Anti-gunners have responded in the most predictable of fashions to the second assassination attempt on former President Donald Trump: By calling for more useless gun control laws.
Former U.S. Representative Gabrielle Giffords (D-AZ) penned an opinion piece in The New York Times on Monday using the attempted assassination, along with other recent high-profile mass shootings, to promote the idea that enacting more restrictions on firearms would save lives.
But, as with most other anti-gunners, Giffords completely misses the point.
In the piece, she recounts how she was shot in the head during a congressional event in 2011 in Tucson, Arizona. “In the weeks that followed, there were all kinds of arguments as to why and how that could have happened. To me, only one rang true: Someone dangerous had access to a gun,” she writes.
The former lawmaker and founder of one of the nation’s leading anti-gun organizations points out that two would-be assassins armed with semiautomatic rifles “came terrifyingly close to inflicting great harm.”
“But the through line here isn’t Mr. Trump. The through line isn’t the Secret Service. The through line isn’t heated rhetoric. The through line is, as it always is, the guns,” she writes.
Giffords then highlights other recent mass shootings and argues that the culprit is firearms.
We are a country weary of repetitive gun violence. When that happens, you have a school shooting on a Wednesday and the country’s attention has moved on by Friday. You have a country where shootings on interstate highways appear to be a pattern and students in Kentucky miss several days of school during a manhunt for the perpetrator of the most recent interstate shooting. I imagine many people reading this right now might not even know about that shooting, or that manhunt, or those kids in Kentucky, doing schoolwork at home because it’s not safe to go to school.
Political rhetoric matters — but rhetoric wasn’t in the bushes around Mr. Trump’s golf course, or on the interstate in Kentucky, or in the school hallways in Georgia, or at the Trump rally in Butler, Pa. Dangerous people with guns were. The most recent would-be attack on the former president, on Sunday, is an indicator of where we are as a nation: a place where no one is safe from gun violence.
The author points out how the violent and dangerous people who carried out the recent mass shootings were able to access guns. She concludes by questioning how America can promise parents that their children will be safe without making it harder for violent people to obtain firearms.
It’s Monday morning as I write this. Earlier today, students threw books and papers into their backpacks, grabbed lunch or their water bottles and headed out to school. We have promised them safety, but how can we look them, or their parents, in the face and pretend that the answer is anything other than changing easy access to guns? Our path forward requires us all — leaders, voters, Americans — to name the problem clearly and to take action.
Naturally, other than background checks, Giffords does not explain what new gun laws would have stopped the incidents she references in the article. The reality is that most of those who carry out high-profile mass shootings obtain their weapons legally – even when they have exhibited violent tendencies. In other cases, they take weapons they are not legally allowed to have, as was the case with the Apalachee High School shooter.

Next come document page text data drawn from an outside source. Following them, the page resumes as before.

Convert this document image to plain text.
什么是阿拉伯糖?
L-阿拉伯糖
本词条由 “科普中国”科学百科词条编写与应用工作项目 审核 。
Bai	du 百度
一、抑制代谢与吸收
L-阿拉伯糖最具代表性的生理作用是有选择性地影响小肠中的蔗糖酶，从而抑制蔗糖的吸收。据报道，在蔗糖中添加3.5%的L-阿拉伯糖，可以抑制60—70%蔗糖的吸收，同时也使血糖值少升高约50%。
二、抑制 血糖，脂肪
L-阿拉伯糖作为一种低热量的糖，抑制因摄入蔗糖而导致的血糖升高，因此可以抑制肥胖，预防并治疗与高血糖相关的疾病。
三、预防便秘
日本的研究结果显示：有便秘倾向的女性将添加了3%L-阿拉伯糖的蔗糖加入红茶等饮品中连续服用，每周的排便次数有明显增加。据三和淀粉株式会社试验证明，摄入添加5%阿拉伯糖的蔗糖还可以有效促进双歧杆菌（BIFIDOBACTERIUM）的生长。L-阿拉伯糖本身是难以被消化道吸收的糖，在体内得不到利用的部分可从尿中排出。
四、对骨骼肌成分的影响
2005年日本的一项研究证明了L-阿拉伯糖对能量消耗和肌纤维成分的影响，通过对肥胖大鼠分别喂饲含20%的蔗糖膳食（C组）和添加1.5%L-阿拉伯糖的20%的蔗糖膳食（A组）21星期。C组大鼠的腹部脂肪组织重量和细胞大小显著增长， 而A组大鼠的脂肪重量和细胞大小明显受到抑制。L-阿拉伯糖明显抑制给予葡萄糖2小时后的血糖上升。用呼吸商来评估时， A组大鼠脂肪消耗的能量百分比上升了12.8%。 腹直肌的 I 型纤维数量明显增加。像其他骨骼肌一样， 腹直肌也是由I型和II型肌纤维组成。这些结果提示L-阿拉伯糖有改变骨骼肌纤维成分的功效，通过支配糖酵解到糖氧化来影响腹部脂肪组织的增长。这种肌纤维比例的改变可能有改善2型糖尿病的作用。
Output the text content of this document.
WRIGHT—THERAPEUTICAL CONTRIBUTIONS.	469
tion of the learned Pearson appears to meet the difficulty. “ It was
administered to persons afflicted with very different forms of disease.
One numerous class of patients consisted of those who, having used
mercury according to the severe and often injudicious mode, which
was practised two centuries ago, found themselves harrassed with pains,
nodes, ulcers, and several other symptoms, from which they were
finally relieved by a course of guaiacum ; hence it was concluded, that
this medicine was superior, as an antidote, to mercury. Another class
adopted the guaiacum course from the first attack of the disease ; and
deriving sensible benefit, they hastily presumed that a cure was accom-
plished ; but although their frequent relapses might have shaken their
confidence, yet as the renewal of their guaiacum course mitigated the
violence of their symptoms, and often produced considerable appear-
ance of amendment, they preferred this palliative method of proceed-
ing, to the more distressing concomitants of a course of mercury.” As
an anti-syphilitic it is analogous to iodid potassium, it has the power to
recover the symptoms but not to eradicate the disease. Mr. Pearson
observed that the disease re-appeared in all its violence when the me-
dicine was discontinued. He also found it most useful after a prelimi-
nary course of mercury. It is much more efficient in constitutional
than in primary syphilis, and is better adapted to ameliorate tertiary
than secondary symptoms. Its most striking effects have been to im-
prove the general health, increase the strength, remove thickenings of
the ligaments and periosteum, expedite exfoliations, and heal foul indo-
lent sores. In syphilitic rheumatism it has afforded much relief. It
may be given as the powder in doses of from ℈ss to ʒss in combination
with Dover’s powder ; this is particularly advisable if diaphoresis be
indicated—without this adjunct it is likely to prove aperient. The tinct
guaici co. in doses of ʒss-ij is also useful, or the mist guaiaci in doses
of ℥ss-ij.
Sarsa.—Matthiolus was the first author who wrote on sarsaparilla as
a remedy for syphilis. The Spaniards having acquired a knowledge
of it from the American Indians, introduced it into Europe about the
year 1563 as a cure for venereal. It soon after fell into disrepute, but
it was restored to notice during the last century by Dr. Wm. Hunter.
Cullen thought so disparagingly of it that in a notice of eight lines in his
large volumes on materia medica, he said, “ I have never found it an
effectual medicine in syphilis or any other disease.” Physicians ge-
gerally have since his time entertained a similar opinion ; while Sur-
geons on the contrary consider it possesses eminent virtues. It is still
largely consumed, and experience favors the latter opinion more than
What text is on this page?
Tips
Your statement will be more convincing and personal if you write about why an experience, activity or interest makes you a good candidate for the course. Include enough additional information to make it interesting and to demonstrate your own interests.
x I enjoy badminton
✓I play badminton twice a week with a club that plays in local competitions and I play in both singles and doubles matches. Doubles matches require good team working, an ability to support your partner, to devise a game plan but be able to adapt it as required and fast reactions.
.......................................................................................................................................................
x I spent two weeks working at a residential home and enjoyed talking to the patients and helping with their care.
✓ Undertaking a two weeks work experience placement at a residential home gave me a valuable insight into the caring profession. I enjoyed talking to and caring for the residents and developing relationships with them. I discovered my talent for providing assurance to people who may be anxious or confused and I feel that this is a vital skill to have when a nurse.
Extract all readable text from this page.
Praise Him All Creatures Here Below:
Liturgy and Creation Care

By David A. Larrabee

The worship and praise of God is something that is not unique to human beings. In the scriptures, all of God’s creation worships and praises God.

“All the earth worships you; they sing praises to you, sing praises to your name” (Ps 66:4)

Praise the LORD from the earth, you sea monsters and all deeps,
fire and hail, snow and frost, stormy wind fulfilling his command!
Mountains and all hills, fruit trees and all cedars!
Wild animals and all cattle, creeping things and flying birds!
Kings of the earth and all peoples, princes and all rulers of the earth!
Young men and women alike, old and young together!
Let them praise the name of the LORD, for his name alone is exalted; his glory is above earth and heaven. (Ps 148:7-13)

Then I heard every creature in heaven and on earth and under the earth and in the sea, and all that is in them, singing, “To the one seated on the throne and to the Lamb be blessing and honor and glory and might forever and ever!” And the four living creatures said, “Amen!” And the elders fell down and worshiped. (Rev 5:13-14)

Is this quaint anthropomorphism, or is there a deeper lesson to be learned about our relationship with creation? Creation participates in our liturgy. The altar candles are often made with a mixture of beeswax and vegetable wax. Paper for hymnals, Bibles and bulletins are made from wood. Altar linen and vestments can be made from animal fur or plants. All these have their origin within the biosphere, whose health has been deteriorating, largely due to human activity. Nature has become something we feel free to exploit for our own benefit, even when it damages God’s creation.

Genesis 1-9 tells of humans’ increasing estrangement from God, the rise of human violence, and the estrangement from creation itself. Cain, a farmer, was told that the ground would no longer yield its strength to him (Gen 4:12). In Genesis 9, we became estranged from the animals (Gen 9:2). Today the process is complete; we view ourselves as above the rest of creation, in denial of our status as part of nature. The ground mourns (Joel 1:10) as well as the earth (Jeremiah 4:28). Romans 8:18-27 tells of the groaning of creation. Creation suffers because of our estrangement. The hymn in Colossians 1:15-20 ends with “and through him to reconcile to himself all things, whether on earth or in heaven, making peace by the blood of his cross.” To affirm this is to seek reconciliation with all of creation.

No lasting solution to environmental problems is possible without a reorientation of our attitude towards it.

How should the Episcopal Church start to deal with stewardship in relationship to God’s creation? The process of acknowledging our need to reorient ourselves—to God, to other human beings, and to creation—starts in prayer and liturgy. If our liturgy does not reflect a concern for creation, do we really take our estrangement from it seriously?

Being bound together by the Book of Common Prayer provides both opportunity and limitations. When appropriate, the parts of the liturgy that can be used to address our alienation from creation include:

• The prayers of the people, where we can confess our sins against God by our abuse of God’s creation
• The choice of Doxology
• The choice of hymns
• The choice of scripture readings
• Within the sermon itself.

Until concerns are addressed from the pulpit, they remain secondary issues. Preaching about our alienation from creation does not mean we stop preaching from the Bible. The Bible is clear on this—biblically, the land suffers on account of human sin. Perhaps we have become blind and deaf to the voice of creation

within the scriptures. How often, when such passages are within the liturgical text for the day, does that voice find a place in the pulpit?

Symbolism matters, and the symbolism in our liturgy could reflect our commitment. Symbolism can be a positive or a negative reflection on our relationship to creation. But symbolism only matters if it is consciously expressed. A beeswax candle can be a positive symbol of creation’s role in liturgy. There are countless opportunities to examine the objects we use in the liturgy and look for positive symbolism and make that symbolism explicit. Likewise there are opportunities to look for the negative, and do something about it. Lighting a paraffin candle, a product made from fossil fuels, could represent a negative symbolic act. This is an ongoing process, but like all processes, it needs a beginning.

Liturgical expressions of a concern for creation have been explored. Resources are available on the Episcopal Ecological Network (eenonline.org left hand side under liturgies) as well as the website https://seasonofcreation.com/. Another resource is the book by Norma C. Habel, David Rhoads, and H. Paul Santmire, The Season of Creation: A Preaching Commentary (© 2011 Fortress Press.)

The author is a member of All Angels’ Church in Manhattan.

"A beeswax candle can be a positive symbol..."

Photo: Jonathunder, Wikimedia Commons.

Moreover, in many of these cases, the public learns in the aftermath that the shooter was known to the authorities, who either couldn’t or wouldn’t intervene. Enacting tighter gun restrictions would not change this.
The unfortunate truth is that deranged people can gain access to firearms regardless of the law.
It is also worth noting that the vast majority of gun violence cases are not mass shootings in which the perpetrator is using an AR-15 or other rifle. Instead, the criminals use handguns to murder people, which shows that banning so-called “assault weapons” would have no impact on reducing these crimes.
When these tragedies occur, we hear the anti-gunners chanting: “We have to do SOMETHING.”
Yet, that “something” never involves hardening soft targets like schools with enhanced security measures. It doesn’t include focusing on mental health to address the root causes of what motivates these people to commit these atrocities.
The solution is always to blame the gun instead of seeking out actual remedies. The key is not to make it harder for law-abiding folks to keep and bear arms. Most gun owners carry firearms to protect themselves, their loved ones, and their property. Gun control will only make these people more vulnerable to those who flout gun laws with impunity.
Nobody wants to see people being shot to death while going about their everyday lives. If we want to see this change, we need people who are willing to do the hard work of addressing the root causes of these incidents instead of seeking to infringe upon people’s rights.